This morning I spent some time calling CQ on 40 meters, clearly upsetting more than one "fellow ham". The reason being, I was transmitting on USB.
(some mil gear does not transmit on LSB, as most of you know)
I suppose these people who assume you are on the "wrong" sideband probably have no idea why it is customary to use LSB on 75 and 40 and USB on the higher frequencies. If they were to study a bit of amateur history, they would come to find out that the earliest home-brew transmitters used a mixing scheme that, by default, only worked LSB on the lower frequencies, and USB on the others. At that point in time, there were no commercial rigs (appliances) with those little USB LSB buttons.

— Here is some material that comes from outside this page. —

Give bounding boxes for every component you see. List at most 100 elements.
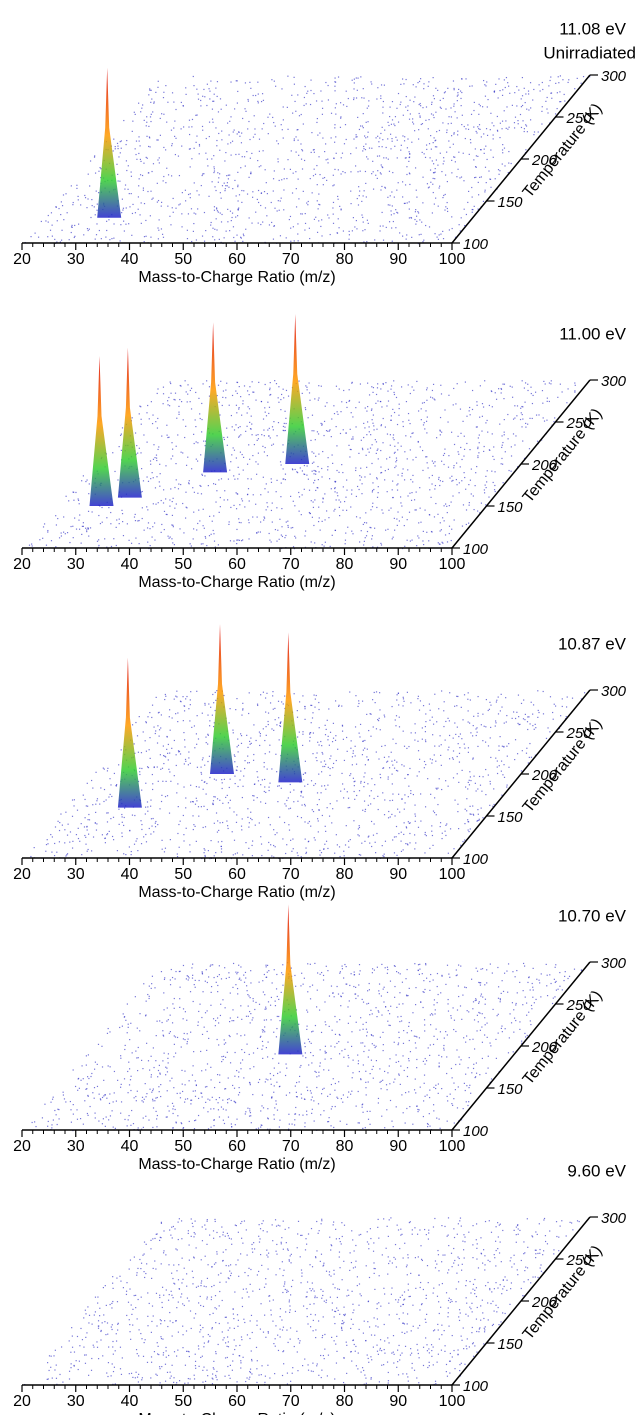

Of course it is not a regulation to comply with the customary procedure. It might have been prudent for them to come back and question why you were on USB. Your situation is very similar to why we have that LSB/USB custom.

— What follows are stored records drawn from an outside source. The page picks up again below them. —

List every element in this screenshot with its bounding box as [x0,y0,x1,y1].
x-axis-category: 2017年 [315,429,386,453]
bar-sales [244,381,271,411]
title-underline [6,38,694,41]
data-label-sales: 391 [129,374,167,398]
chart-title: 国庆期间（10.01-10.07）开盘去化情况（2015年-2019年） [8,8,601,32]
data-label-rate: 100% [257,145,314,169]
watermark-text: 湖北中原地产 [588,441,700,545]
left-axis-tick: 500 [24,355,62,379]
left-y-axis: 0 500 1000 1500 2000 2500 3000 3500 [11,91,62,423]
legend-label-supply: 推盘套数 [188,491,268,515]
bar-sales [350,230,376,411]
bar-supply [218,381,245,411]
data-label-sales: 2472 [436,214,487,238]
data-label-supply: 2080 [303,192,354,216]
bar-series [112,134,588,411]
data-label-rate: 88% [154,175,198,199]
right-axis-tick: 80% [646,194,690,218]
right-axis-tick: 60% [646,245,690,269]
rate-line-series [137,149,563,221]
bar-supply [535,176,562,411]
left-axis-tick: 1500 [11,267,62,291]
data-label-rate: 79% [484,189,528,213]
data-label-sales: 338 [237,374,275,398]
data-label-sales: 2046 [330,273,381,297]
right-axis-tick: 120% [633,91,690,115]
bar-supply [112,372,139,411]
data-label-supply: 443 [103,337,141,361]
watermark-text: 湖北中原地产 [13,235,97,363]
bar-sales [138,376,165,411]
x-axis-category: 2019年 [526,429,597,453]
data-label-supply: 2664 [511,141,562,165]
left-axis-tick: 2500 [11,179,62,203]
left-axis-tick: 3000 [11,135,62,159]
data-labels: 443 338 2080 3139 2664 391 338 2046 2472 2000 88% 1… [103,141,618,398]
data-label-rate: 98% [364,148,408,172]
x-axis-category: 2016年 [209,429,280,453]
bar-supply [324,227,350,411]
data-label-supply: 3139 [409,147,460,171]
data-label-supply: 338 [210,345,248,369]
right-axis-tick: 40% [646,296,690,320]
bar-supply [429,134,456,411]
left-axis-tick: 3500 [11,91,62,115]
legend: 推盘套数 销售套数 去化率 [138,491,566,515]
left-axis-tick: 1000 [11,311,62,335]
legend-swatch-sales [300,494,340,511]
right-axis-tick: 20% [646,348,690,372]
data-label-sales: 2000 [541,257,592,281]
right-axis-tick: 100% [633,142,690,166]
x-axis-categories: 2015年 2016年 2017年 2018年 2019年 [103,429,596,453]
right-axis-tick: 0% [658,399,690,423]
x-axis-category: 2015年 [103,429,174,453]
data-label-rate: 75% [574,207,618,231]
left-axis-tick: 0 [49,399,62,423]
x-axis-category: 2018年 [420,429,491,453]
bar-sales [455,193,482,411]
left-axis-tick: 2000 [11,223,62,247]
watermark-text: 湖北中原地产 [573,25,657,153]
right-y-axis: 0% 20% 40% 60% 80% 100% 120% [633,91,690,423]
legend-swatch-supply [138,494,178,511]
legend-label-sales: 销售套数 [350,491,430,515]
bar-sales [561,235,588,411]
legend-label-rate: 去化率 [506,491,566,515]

I guess the masses also do not understand why sometimes we transmit on both sidebands, and fail to properly suppress our carrier. Well, during the AM Rally two weeks ago, I found it a pleasure to be able to use my SDR to select either sideband, when there was some QRM on the alternate sideband. But when there was no QRM, synchronous AM detection was able to eliminate distortion due to selective fading. But that only works if all the folks in the round-table are close to zero-beat on the frequency. I suppose zero-beating is a lost art too.
I did not intend to hijack your thread, but it is ironic how the uninformed and uneducated become the self-appointed unofficial "Official Observers".
Have fun with that military gear. It is great to bring it back to life and recollect how it was originally used and just how long ago that was!